Story Description:
Knopf Doubleday|July 17,
2012|Hardcover|ISBN: 978-0-385-53479-6
Over the course of his career, New York
Times bestselling novelist Chris Bohjalian has taken readers on a spectacular
array of journeys. Midwives brought us to an isolated Vermont farmhouse on an icy
winter’s night and a home birth gone tragically wrong. The
Double Bind perfectly conjured the Roaring Twenties on Long Island – and a
young social worker’s descent into madness.

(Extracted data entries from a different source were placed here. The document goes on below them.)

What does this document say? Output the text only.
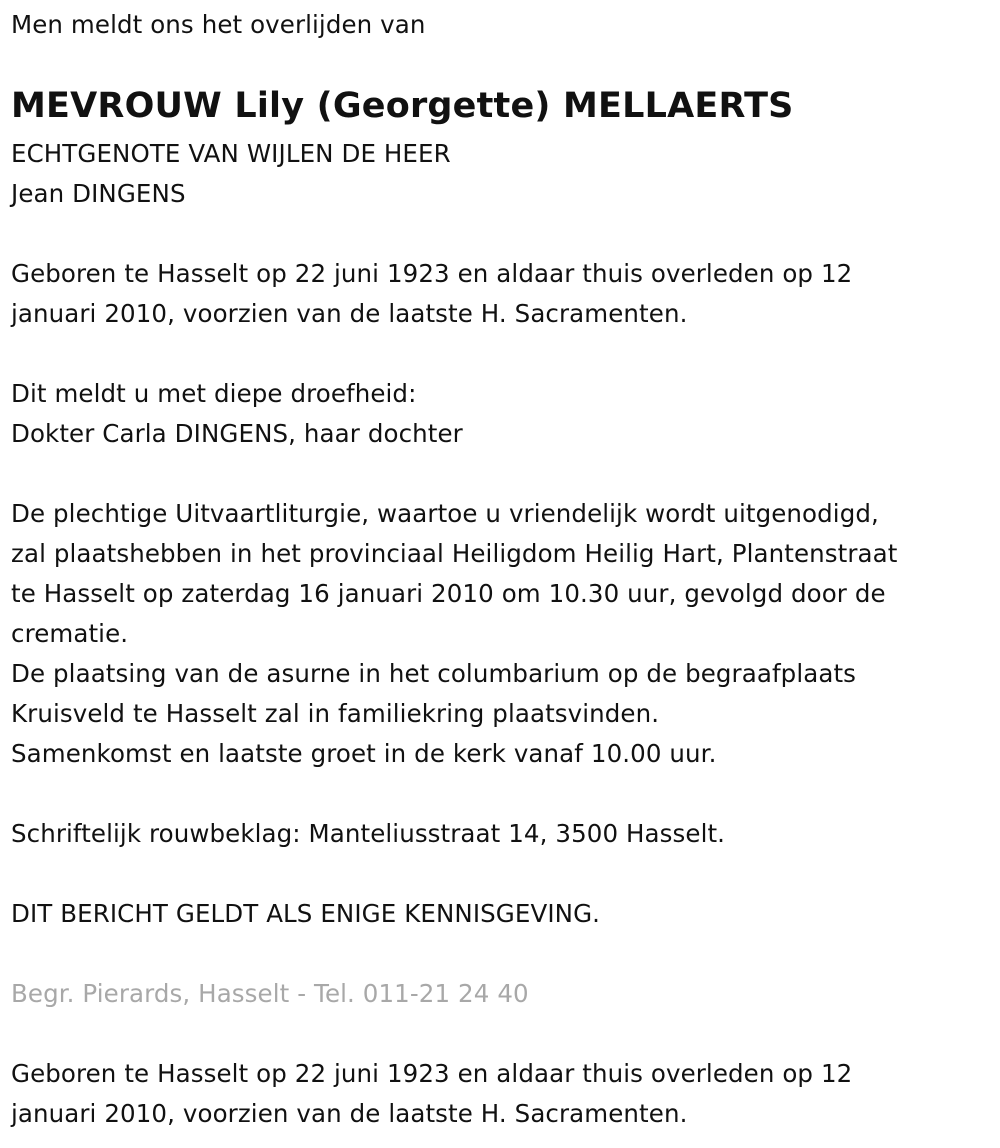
Men meldt ons het overlijden van
MEVROUW Lily (Georgette) MELLAERTS
ECHTGENOTE VAN WIJLEN DE HEER
Jean DINGENS
Geboren te Hasselt op 22 juni 1923 en aldaar thuis overleden op 12
januari 2010, voorzien van de laatste H. Sacramenten.
Dit meldt u met diepe droefheid:
Dokter Carla DINGENS, haar dochter
De plechtige Uitvaartliturgie, waartoe u vriendelijk wordt uitgenodigd,
zal plaatshebben in het provinciaal Heiligdom Heilig Hart, Plantenstraat
te Hasselt op zaterdag 16 januari 2010 om 10.30 uur, gevolgd door de
crematie.
De plaatsing van de asurne in het columbarium op de begraafplaats
Kruisveld te Hasselt zal in familiekring plaatsvinden.
Samenkomst en laatste groet in de kerk vanaf 10.00 uur.
Schriftelijk rouwbeklag: Manteliusstraat 14, 3500 Hasselt.
DIT BERICHT GELDT ALS ENIGE KENNISGEVING.
Begr. Pierards, Hasselt - Tel. 011-21 24 40
Geboren te Hasselt op 22 juni 1923 en aldaar thuis overleden op 12
januari 2010, voorzien van de laatste H. Sacramenten.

And Skeletons at the Feast chronicled
the last six months of World War Two in Poland and Germany with nail-biting
authenticity. As the Washington Post
Book World has noted, Bohjalian writes “the sorts of books people stay awake
all night to finish.”
In his fifteenth book, The Sandcastle Girls, brings us on a very different kind of
journey. This spellbinding tale travels
between Aleppo, Syria, in 1915 and Bronxville, New York, in 2012 – a sweeping
historical love story steeped in the author’s Armenian heritage, making it his
most personal novel to date.
When Elizabeth Endicott arrives in Syria,
she has a diploma from Mount Holyoke College, a crash course in nursing, and
only the most basic grasp of the Armenian language. The First World War is spreading across
Europe, and she has volunteered on behalf of the Boston-based Friends of
Armenia to deliver food and medical aid to refugees of the Armenian
genocide. There, Elizabeth becomes
friendly with Armen, a young Armenian engineer who has already lost his wife
and infant daughter. When Armen leaves
Aleppo to join the British Army in Egypt, he begins to write Elizabeth letters,
and comes to realize that he has fallen in love with the wealthy, young
American woman who is so different from the wife he lost. Flash forward to the present, where we meet
Laura Petrosian, a novelist living in suburban New York. Although her grandparents’ ornate Pelham home
was affectionately nicknamed the “Ottoman Annex”, Laura has never really given
her Armenian heritage much thought. But
when an old friend calls, claiming to have seen a newspaper photo of Laura’s
grandmother promoting an exhibit at a Boston museum, Laura embarks on a journey
back through her family’s history that reveals love, loss – and a wrenching
secret that has been buried for generations.
My Review:
The
Sandcastle Girls is a love story between, Elizabeth
Endicott, a wealthy Bostonian and a young Armenian engineer named, Armen. This love story takes place during the
Armenian genocide in 1915- 1916 but the entire storyline reverts backs and
forth between the past and the present.
I found the book a bit drab and didn’t
enjoy the writing alternating between past and present tense. I honestly cannot say that I will be
recommending The Sandcastle Girls to
anyone soon as I won’t be. This novel
was a huge disappointment to me considering the strength of and enjoyment in
Bohjalian’s previous fourteen novels.